Ce samedi, lors de la réception pour la Constitution, le président a assumé en personne la direction du PSOE avec le cas Salazar, qui a suscité les critiques des secteurs féministes du parti.
Après ce qu'a publié 'Eldiario', des sources de La Moncloa confirment à El Periódico le départ d'Hernández. Un mouvement qui, cette fois, a été pris avec la rapidité que réclamaient les rangs socialistes et qui contraste avec le « retard » dans l'enquête sur le « cas Salazar » que Sánchez lui-même a fini par reconnaître. Compte tenu des mouvements au sein du parti et même des critiques publiques de la part des responsables socialistes, le président a ressenti le besoin de clarifier que la direction du PSOE croyait dès le début aux victimes, qu'il n'y avait pas de « connivence » mais de « force », et rappeler comment Salazar a été destitué dès que furent publiées les informations sur sa position au sein de l'exécutif du PSOE et sur la position qu'il occupait à La Moncloa.
Dans le cas d'Hernández, il s'agit d'une « résiliation convenue », affirment des sources, car dès qu'il en a pris conscience, il a compris que « ce n'était pas durable ». En outre, la présidence assure que « lorsque nous connaissons les faits, nous agissons avec force.

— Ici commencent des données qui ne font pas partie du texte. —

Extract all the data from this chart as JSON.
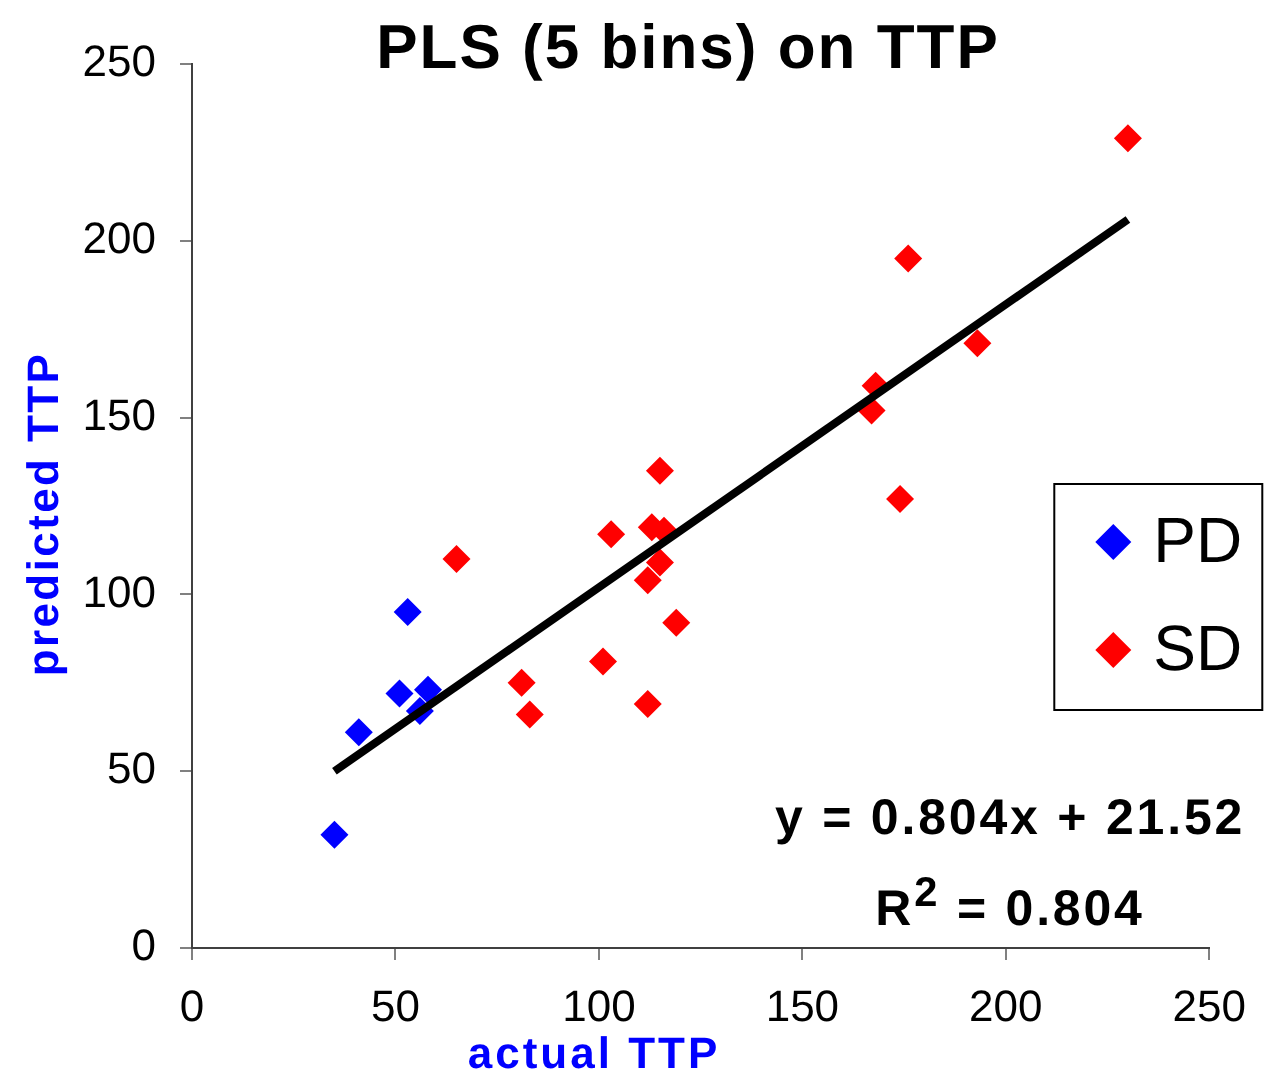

Comme toujours ».
Ils ont pris cette mesure bien que « il nie les faits, mais comprend qu'il doit se retirer pour le bien du gouvernement », expliquent des sources de La Moncloa suite aux dernières informations dans lesquelles il est affirmé que les plaignants l'ont désigné comme complice et complice de Salazar.
Hernández a non seulement quitté La Moncloa, où il est arrivé main dans la main avec Salazar, mais María Jesús Montero, première vice-présidente et secrétaire générale du PSOE-A, l'a également démis de l'exécutif régional – où il était responsable du Secrétariat de données, d'analyse et de prospective -, pour avoir, prétendument selon les informations d'elDiario.es, mis Salazar à l'abri d'accusations de harcèlement.